The other thing about the modern academy that I hate, at least so far, is the fact that the “homework” for my classroom-based class is a quiz posted to Blackboard that I have to complete and submit to my instructor in hard-copy on a Scantron form. Specifically, a Scantron form that I have to purchase. It was one thing to have to take exams in Blue Books back in the day, but I was on campus all the time, and I only had to use them once or twice per semester. But having to pay for a special, magic piece of paper in order to submit homework seems unfair – especially since the student book store closes at 7 PM and isn’t open on weekends. Oh, and they don’t sell the Scantron sheets online, either. I can buy them in packages of 500 online from the Scantron store for $60, or I can try my luck with the allegedly “Scantron-compatible” sheets sold on Amazon. You’d think, since this is the future and all, that there might a .pdf of the damned things out there for me to download, but no.

My instructor seems well-intentioned and knowledgeable. His English is sophisticated and he obviously knows the language well. My only beef is that he talks faster than he can fully articulate the words he’s trying to pronounce. It’s not that he has a bad accent, he just needs to slow down. Because “chemical attraction” and “Kim Kardashian” are sounding a lot more alike than I think he means them too. This isn’t as bad as the engineer I met at a meeting who used to mean “floorplan” and say “foreplay,” though.

Alienation

This whole “branding” thing just isn’t working for my blog. For one thing, I don’t post often enough. I haven’t figured out a way to blog in a timely and career-enhancing manner about the professional topics dearest to my heart, namely employee relations and supervisor-craft in large organizations. This is largely because I find blog-worthy inspiration on these topics primarily at work and forget what I wanted to say by the time I am home. When I do post, it’s usually the kind of personal stuff I posted on my old blog, only less of it.

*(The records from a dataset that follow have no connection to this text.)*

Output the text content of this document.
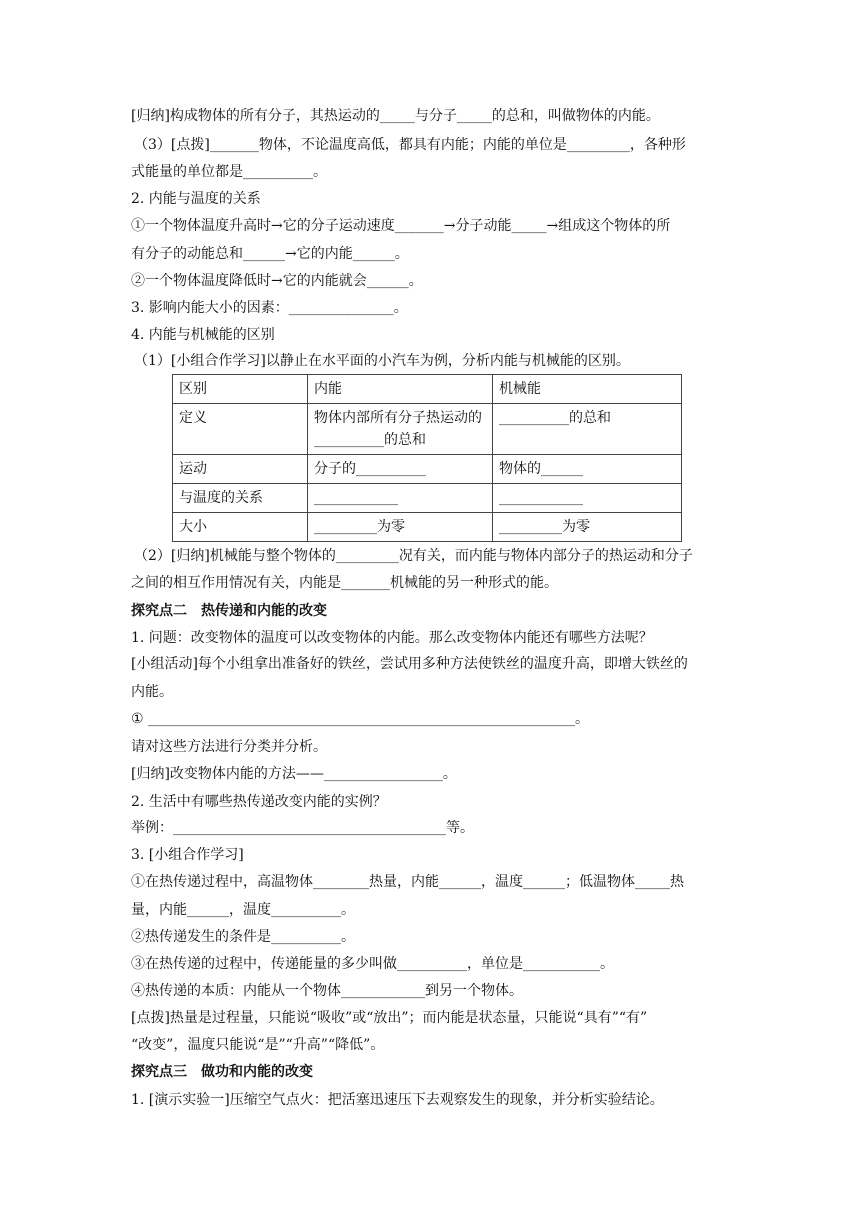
[归纳]构成物体的所有分子，其热运动的_____与分子_____的总和，叫做物体的内能。
（3）[点拨]_______物体，不论温度高低，都具有内能；内能的单位是_________，各种形
式能量的单位都是__________。
2. 内能与温度的关系
①一个物体温度升高时→它的分子运动速度_______→分子动能_____→组成这个物体的所
有分子的动能总和______→它的内能______。
②一个物体温度降低时→它的内能就会______。
3. 影响内能大小的因素：_______________。
4. 内能与机械能的区别
（1）[小组合作学习]以静止在水平面的小汽车为例，分析内能与机械能的区别。
区别	内能	机械能
定义	物体内部所有分子热运动的__________的总和	__________的总和
运动	分子的__________	物体的______
与温度的关系	____________	____________
大小	_________为零	_________为零
（2）[归纳]机械能与整个物体的_________况有关，而内能与物体内部分子的热运动和分子
之间的相互作用情况有关，内能是_______机械能的另一种形式的能。
探究点二　热传递和内能的改变
1. 问题：改变物体的温度可以改变物体的内能。那么改变物体内能还有哪些方法呢？
[小组活动]每个小组拿出准备好的铁丝，尝试用多种方法使铁丝的温度升高，即增大铁丝的
内能。
① _____________________________________________________________。
请对这些方法进行分类并分析。
[归纳]改变物体内能的方法——_________________。
2. 生活中有哪些热传递改变内能的实例？
举例：_______________________________________等。
3. [小组合作学习]
①在热传递过程中，高温物体________热量，内能______，温度______；低温物体_____热
量，内能______，温度__________。
②热传递发生的条件是__________。
③在热传递的过程中，传递能量的多少叫做__________，单位是___________。
④热传递的本质：内能从一个物体____________到另一个物体。
[点拨]热量是过程量，只能说“吸收”或“放出”；而内能是状态量，只能说“具有”“有”
“改变”，温度只能说“是”“升高”“降低”。
探究点三　做功和内能的改变
1. [演示实验一]压缩空气点火：把活塞迅速压下去观察发生的现象，并分析实验结论。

One problem common to large organizations is the way that individuals find themselves feeling far removed from core functions. I can reasonably argue that that the work I do frees up people who do perform those core functions from worrying about adminstrativia, and that’s neat. But it’s not the same as really owning a piece of the action. When I blogged regularly about personal stuff, I felt uniquely entitled to speak about it because it was my life. I can’t summon the same feeling about my professional interests, and it shows.

Marx would describe the organizational issue as “alienation.” (Nothing says “finger on the pulse of today’s workplace” quite like name-checking Karl Marx.) I’m reading a book about alienation now to try and figure out what it is I’m alienated from that keeps me from wholeheartedly writing about professional topics. Is it the David Graeber factor?  A lack of professional confidence on my part? I shall have to ask my alienist.

 

Mother Of The Year

I called in sick today because I did not feel well. Then I fled my house before the kids got home so I could mope convalesce without interruption loving attention from my children. My professional personal brand today is Schleprock and my personal personal brand today is Peggy Bundy-meets-Amy from “Big Bang Theory.”

(My blogging brand today is Too Lazy To Post Pix Of Pop Culture References In Post.)

(I was recently trapped in a hotel room overnight with the TV tuned to TBS reruns of “Big Bang Theory,” which I had never watched at any length. I feel about it kind of like I feel about the Harry Potter novels – I recognize its merit on its own terms, but I do not need to read/watch further. And why must all the brainiac girls in these things be such uptight strivers, anyway?)